Орфей жил с таким выражением лица, будто победил смерть. Однажды он заносчиво изрек буквально следующее: «Да, меня окружают только слуги и оруженосцы. И больше мне никто не нужен».

Эвридика понимала, что такую фразу гордый дух может исторгнуть лишь на головокружительном подъеме, за которым следует только низвержение. И она выкралась из комнаты Орфея чуть не на цыпочках, чтобы не сорвать камнепад с этого пика победы.

Миф гласит, что Эвридика умерла от укуса змеи. Спасаясь от преследования Аристея, она бежала по лугу, тут ее и настигла смерть.

Как сказали бы современные толкователи, она стала чураться мужчин, и природа не потерпела такого пренебрежения своими законами.

На самом деле никакого демонстративного перехода в стан феминисток Эвридика не совершала. Просто ей больше не подвернулся мужчина, столь же притягательный и желанный, как Орфей. Она не хотела перебивать вкус воспоминаний.

Когда-то Орфей замечательно пел. Он так владел своим голосом, что люди, звери и сама стихия покорялись его мелодиям, как река покоряется руслу. Его пение упорядочивало всякий разлад, как магнит железные опилки.

Эта тайна занимала Эвридику всегда, а в последнее время особенно, когда Орфей перестал петь.

Далеко не всякая, даже гармоничная, мелодия может развить тот мощный прорыв, когда волоски на коже вздымаются дыбом. Когда пел Орфей, эта сила господствовала в каждом звуке без промежутков и пустот.

Эвридике казалось, что человеку рахитически недостает этого воздействия, как необходимого витамина, и душа его чахнет, словно растение без солнца. Она считала, что человека надо как можно чаще доставать волшебным прикосновением музыки. И она в каждую передачу, даже в заунывную беседу с каким-нибудь городским начальником, норовила вставить музыкальный укол, который достиг бы ни о чем не подозревающего слушателя и пронзил бы его, словно стрела Амура.

Она часами просиживала в музыкальной студии, как алхимик в лаборатории, из каждой пьесы выделяя экстракт, наркотическую вытяжку, будто опиум из макового молочка.
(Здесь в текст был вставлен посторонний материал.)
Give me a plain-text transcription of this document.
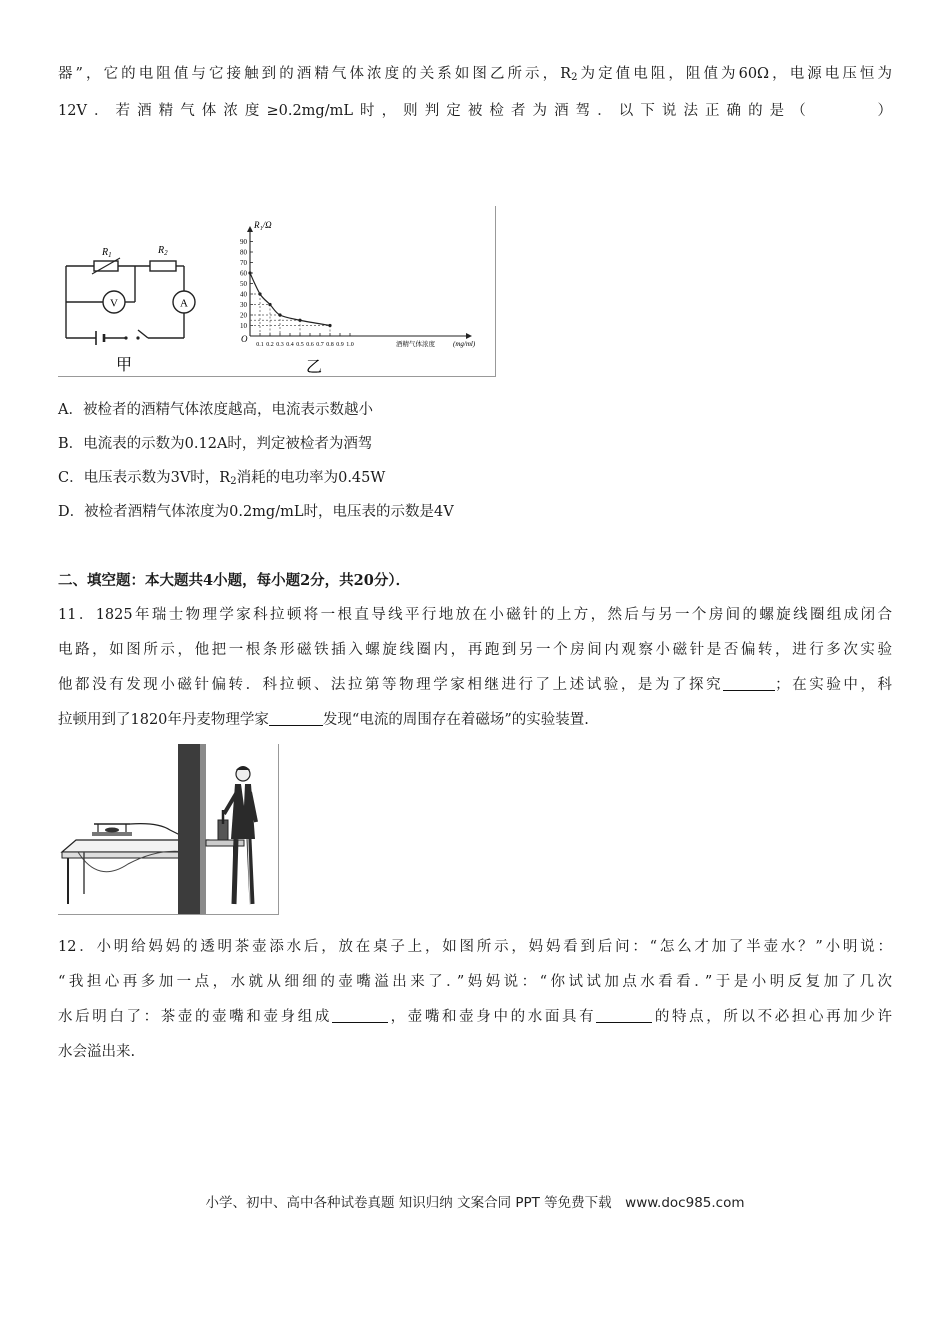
器”，它的电阻值与它接触到的酒精气体浓度的关系如图乙所示，$R_2$为定值电阻，阻值为60Ω，电源电压恒为
12V．若酒精气体浓度≥0.2mg/mL时，则判定被检者为酒驾．以下说法正确的是（　　　）
V	A
$R_1$	$R_2$
甲
R₁/Ω
O	酒精气体浓度	(mg/ml)
90
80
70
60
50
40
30
20
10
0.1 0.2 0.3 0.4 0.5 0.6 0.7 0.8 0.9 1.0
乙
A．被检者的酒精气体浓度越高，电流表示数越小
B．电流表的示数为0.12A时，判定被检者为酒驾
C．电压表示数为3V时，$R_2$消耗的电功率为0.45W
D．被检者酒精气体浓度为0.2mg/mL时，电压表的示数是4V
二、填空题：本大题共4小题，每小题2分，共20分）．
11．1825年瑞士物理学家科拉顿将一根直导线平行地放在小磁针的上方，然后与另一个房间的螺旋线圈组成闭合
电路，如图所示，他把一根条形磁铁插入螺旋线圈内，再跑到另一个房间内观察小磁针是否偏转，进行多次实验
他都没有发现小磁针偏转．科拉顿、法拉第等物理学家相继进行了上述试验，是为了探究	；在实验中，科
拉顿用到了1820年丹麦物理学家	发现“电流的周围存在着磁场”的实验装置.
12．小明给妈妈的透明茶壶添水后，放在桌子上，如图所示，妈妈看到后问：“怎么才加了半壶水？”小明说：
“我担心再多加一点，水就从细细的壶嘴溢出来了．”妈妈说：“你试试加点水看看．”于是小明反复加了几次
水后明白了：茶壶的壶嘴和壶身组成	，壶嘴和壶身中的水面具有	的特点，所以不必担心再加少许
水会溢出来.
小学、初中、高中各种试卷真题 知识归纳 文案合同 PPT 等免费下载　www.doc985.com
Она отслушивала и внимательно пропускала через себя, как через сепаратор, бесконечные музыкальные записи. Она колдовала над выборками, как шаман. Далеко не всегда удавалось выделить нектар без потерь, иногда его волшебная сила пропадала на полпути. Ей приходилось предельно напрягаться, и со временем она превратилась в музыкальную колдунью, ведьму звуков. Она забывала есть и пить, она забывала вовремя уйти со студии, пока городской транспорт еще ходит, и ей нередко приходилось шагать сквозь тишину ночного города; казалось, из ушей под давлением лезут звуки, до отказа набившие ее изнутри. Она понимала, почему оглох Бетховен. Может быть, она умерла, может быть, настолько отлучилась от мира, что это больше походило на смерть, чем на жизнь.

И Орфей, сильно ее недосчитываясь, спустился за ней в подземное царство Аида.
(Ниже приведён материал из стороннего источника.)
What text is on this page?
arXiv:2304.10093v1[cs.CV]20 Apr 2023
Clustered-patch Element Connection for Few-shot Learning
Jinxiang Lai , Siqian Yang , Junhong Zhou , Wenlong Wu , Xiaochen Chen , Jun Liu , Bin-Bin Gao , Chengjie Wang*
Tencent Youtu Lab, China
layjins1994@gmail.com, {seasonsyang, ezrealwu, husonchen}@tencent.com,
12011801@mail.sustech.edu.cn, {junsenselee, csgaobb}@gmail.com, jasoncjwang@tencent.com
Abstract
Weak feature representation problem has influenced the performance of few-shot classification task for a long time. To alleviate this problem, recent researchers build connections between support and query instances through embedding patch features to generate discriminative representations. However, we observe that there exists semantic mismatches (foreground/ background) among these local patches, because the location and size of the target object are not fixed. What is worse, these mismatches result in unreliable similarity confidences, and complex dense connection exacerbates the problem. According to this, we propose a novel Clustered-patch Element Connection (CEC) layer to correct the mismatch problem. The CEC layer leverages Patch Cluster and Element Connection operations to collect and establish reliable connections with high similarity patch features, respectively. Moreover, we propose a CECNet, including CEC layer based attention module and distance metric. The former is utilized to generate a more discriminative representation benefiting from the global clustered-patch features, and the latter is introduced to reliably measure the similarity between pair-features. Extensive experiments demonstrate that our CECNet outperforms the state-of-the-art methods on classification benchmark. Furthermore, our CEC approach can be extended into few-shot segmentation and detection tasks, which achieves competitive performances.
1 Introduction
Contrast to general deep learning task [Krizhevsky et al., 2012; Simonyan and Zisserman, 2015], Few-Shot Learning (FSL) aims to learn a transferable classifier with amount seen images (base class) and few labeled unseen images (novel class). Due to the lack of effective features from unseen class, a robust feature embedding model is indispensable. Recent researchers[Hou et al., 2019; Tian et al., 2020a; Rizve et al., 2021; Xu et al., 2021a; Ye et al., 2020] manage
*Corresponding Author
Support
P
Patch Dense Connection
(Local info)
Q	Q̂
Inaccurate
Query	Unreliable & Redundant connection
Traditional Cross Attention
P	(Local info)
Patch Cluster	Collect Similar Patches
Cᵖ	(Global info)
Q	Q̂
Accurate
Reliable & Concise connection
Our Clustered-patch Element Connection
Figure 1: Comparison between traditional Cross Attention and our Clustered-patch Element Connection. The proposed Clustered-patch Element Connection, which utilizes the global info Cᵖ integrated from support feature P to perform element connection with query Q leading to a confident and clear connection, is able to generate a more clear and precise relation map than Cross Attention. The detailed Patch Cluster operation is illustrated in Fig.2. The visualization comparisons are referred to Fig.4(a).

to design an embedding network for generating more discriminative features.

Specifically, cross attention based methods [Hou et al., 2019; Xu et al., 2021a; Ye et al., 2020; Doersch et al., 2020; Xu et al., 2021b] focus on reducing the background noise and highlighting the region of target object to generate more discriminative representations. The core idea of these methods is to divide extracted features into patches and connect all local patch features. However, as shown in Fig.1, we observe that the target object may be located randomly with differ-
Неизвестно, куда к этому времени делась Маргарита, куда они все сходят, подобно прыщам. Бизнес его весь прогорел, кредиты были пропиты и проедены.
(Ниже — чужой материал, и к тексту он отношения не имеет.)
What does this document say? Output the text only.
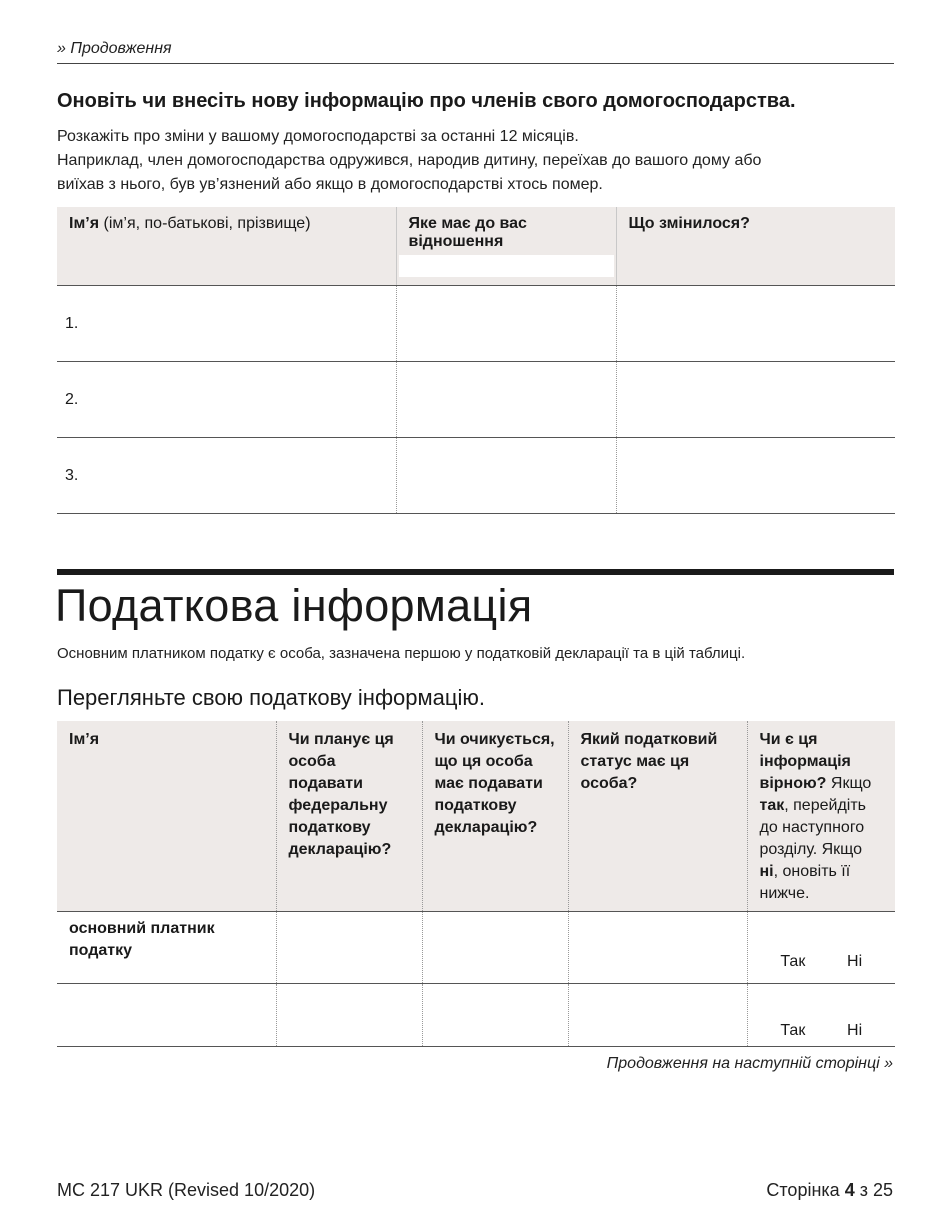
» Продовження
Оновіть чи внесіть нову інформацію про членів свого домогосподарства.
Розкажіть про зміни у вашому домогосподарстві за останні 12 місяців.
Наприклад, член домогосподарства одружився, народив дитину, переїхав до вашого дому або
виїхав з нього, був ув’язнений або якщо в домогосподарстві хтось помер.
Ім’я (ім’я, по-батькові, прізвище)	Яке має до вас відношення	Що змінилося?
1.		
2.		
3.		
Податкова інформація
Основним платником податку є особа, зазначена першою у податковій декларації та в цій таблиці.
Перегляньте свою податкову інформацію.
Ім’я	Чи планує ця особа подавати федеральну податкову декларацію?	Чи очикується, що ця особа має подавати податкову декларацію?	Який податковий статус має ця особа?	Чи є ця інформація вірною? Якщо так, перейдіть до наступного розділу. Якщо ні, оновіть її нижче.
основний платник податку				Так Ні

				Так Ні
Продовження на наступній сторінці »
MC 217 UKR (Revised 10/2020)	Сторінка 4 з 25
К счастью, пальцы еще помнили лиру, а голос, словно корундовая игла, не притупился и в точности следовал дрожаниям звуковой дорожки. И когда он спустился в подземное царство Аида, ему удалось своим пением заворожить адского пса Цербера, который всех пришельцев охотно впускал, но никого не выпускал обратно; он сумел обольстить Харона, перевозчика через реку забвения, и усмирить эриний и прочую подземную свору. Ну а когда он добрался до самого Плутона и его супруги Персефоны, сдвинуть дело с мертвой точки было уже не так трудно. Существа, наделенные силой, попустительствуют слабости куда охотнее, чем ревностные и тщеславные недоростки. Тем более что Персефона, тоскуя по земле, сострадала людям, особенно любящим. Сама она в постылом браке не знала любви, и любовь представлялась ей запредельным чувством. И не было таких уступок, на которые не пошел бы ради нее угрюмый подземный владыка. Самые щедрые дары расточают как в этом, там и в том мире самые нелюдимые существа.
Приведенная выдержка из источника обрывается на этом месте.